In a matter of years, Toronto’s own Royal Ontario Museum will sport a dramatically new look.

On Wednesday, ROM Director and CEO, Josh Basseches, alongside provincial Minister of Tourism, Culture and Sport, Neil Lumsden, and Founding Partner of Hariri Pontarini Architects, Siamak Hariri, announced the launch of OpenROM: a three-year-long project that will see the museum’s main floor and Bloor Street entrance reimagined.


“I've been looking forward to this day for quite some time,” Basseches told a room full of select guests, including donors, members of government, and members of the media. “OpenROM is about the very future of this museum, one in which we move forward by honouring the past.”

OpenROM marks the continuation of a years-long revitalization of the museum that began in 2017 with the reopening of the Weston Entrance. Then, in 2019, the ROM unveiled the Helga and Mike Schmidt Performance Terrace and the Reed Family Plaza on Bloor Street. More recently, in 2021, the museum celebrated the opening of the landmark Willner Madge Gallery.

Construction for the OpenROM project will begin this month, Basseches said, and is expected to take about three years to complete. During that time, the museum will remain open to the public. The project is made possible through a $50M donation from the Hennick Family Foundation, which is the single largest cash gift in theROM’s history.

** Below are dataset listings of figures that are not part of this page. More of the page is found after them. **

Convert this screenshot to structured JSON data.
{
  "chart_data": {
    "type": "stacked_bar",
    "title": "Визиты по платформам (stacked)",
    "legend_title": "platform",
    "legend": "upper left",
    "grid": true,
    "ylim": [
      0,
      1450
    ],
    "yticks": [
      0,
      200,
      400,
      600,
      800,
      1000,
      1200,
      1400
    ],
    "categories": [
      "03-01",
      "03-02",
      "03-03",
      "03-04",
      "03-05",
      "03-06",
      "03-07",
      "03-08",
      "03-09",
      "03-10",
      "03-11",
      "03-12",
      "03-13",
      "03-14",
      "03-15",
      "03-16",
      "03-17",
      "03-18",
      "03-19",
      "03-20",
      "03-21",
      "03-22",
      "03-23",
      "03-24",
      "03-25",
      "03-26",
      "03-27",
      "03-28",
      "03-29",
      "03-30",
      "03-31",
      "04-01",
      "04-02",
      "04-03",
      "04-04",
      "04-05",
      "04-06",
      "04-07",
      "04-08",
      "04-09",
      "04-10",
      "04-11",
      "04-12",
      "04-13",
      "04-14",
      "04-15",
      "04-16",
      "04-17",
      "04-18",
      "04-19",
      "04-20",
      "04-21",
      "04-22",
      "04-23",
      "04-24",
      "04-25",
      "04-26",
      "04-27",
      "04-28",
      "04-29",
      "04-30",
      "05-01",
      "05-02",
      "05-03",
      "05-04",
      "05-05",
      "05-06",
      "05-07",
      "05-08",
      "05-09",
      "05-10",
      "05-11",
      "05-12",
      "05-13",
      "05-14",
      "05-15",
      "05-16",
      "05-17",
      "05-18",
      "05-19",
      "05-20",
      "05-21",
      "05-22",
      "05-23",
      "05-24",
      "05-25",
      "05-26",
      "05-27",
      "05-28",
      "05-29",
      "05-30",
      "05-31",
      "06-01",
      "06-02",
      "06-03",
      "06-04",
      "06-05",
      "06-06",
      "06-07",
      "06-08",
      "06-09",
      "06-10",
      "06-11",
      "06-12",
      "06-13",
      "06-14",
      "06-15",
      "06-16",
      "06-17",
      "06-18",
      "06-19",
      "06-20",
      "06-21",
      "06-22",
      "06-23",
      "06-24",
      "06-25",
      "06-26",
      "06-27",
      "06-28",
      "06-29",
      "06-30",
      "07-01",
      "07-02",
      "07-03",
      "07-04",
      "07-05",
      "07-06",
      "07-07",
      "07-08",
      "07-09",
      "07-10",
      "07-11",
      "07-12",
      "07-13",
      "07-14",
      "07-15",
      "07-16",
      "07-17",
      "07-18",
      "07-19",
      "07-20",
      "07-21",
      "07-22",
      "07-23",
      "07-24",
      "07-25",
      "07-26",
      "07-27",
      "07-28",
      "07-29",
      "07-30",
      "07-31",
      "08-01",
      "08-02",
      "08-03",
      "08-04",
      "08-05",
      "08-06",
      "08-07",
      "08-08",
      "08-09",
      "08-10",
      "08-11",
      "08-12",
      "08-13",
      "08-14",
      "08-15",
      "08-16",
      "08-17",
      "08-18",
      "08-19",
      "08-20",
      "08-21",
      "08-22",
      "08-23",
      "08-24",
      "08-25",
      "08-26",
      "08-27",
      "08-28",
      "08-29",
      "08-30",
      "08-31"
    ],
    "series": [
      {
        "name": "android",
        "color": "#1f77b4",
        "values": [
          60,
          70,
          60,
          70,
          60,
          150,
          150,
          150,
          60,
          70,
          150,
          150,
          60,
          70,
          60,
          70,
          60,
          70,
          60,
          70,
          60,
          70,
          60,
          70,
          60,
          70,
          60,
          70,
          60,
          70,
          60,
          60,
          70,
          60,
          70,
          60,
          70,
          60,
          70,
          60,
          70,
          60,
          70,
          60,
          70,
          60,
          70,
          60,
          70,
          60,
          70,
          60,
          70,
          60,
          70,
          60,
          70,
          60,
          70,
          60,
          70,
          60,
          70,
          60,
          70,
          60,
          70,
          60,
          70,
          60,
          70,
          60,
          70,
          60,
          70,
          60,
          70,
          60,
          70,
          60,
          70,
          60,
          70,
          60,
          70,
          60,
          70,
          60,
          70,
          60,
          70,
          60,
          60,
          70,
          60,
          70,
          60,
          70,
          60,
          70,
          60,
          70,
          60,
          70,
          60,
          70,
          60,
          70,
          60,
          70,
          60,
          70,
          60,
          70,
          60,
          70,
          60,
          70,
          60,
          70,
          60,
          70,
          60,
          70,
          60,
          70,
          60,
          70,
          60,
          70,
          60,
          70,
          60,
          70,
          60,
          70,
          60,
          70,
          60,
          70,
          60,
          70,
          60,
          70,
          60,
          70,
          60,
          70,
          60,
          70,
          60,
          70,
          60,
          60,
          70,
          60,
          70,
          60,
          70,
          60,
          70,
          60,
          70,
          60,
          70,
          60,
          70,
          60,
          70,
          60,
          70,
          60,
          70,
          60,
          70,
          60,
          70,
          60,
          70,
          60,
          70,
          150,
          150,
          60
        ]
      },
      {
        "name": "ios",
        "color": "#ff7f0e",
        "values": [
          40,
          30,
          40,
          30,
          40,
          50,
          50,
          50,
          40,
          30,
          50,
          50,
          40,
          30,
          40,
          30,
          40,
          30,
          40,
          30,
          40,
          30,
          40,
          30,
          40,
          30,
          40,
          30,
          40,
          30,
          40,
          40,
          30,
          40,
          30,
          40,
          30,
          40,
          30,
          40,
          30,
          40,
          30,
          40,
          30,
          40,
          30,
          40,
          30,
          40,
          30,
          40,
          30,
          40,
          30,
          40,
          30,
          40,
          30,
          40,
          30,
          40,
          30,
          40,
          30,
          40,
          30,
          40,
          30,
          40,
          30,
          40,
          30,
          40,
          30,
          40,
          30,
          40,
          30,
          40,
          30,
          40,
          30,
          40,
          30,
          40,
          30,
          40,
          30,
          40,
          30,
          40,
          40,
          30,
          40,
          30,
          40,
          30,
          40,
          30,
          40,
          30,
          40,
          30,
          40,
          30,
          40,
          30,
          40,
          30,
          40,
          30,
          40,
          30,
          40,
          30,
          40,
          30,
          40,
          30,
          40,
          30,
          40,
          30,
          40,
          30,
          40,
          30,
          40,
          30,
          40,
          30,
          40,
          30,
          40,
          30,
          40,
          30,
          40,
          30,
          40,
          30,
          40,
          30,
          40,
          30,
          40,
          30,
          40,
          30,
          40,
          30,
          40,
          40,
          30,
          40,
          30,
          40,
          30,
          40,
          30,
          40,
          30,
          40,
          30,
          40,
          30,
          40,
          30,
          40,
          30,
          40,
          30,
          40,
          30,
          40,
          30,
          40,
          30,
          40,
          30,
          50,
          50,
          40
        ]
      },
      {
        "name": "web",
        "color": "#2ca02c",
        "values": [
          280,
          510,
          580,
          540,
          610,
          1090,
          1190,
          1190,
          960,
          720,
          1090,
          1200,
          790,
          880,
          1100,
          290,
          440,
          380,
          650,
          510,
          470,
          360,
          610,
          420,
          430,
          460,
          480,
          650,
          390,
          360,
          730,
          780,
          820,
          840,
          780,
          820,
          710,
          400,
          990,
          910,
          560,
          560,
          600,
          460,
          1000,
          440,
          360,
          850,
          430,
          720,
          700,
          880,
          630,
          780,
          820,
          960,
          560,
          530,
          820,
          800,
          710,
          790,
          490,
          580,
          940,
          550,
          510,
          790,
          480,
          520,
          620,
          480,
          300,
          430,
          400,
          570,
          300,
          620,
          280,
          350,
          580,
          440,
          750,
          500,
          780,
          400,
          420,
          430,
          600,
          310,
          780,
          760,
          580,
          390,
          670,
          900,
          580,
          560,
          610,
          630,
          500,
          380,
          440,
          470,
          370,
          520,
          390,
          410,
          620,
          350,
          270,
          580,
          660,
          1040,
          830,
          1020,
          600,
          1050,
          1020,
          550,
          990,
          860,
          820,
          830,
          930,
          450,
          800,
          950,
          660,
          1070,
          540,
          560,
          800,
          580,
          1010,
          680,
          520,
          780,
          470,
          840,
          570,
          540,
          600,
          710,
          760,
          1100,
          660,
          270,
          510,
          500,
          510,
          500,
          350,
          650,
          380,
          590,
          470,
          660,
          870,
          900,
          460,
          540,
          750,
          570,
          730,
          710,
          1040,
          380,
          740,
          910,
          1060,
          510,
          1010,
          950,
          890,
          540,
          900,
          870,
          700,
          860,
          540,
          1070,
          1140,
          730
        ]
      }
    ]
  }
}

The project also pulls in Hariri Pontarini Architects. The Toronto-based firm has been working alongside ROM leadership to create a design vision for the project for the past eight years and will be instrumental in executing that vision over the next three years. Meanwhile, Eastern Construction has been brought on to build the project out.

A 3-D model of the reimaged ROM by Hariri Pontarini ArchitectsA 3-D model of the reimagined ROM (STOREYS)

Wednesday’s event also gave attendees a sneak peek into what the museum will look like as the OpenROM project begins to take shape.

A fly-through presented by Basseches and Hariri showed the redesigned Bloor Street entrance — the future “Hennick Entrance” — flanked by a shimmering bronze canopy. Inside the museum, the reimagined foyer was shown offering unobstructed sight lines through main floor, while an oculus built into the ceiling revealed the dinosaur galleries on the upper floor. The foyer flowed into the new heart of the museum: a four-storey atrium capped with a diagrid glass ceiling and with a “lily pad staircase” that will provide fully accessible access to the second level of the museum. That space will be known as the “Hennick Commons.”

In addition to transforming 86,000 sq. ft on the main floor, the project will bring an additional 6,000 sq. ft of new gallery space on the second and third levels of the museum, according to a press release provided by the ROM, as well as a new water feature at the exterior of the venue, which will wrap around the ROM's heritage stone facade at the corner of Bloor and Queen’s Park.

“As you all can tell, it's really quite magnificent,” Basseches said, “and, I think, will do so much for the institution.”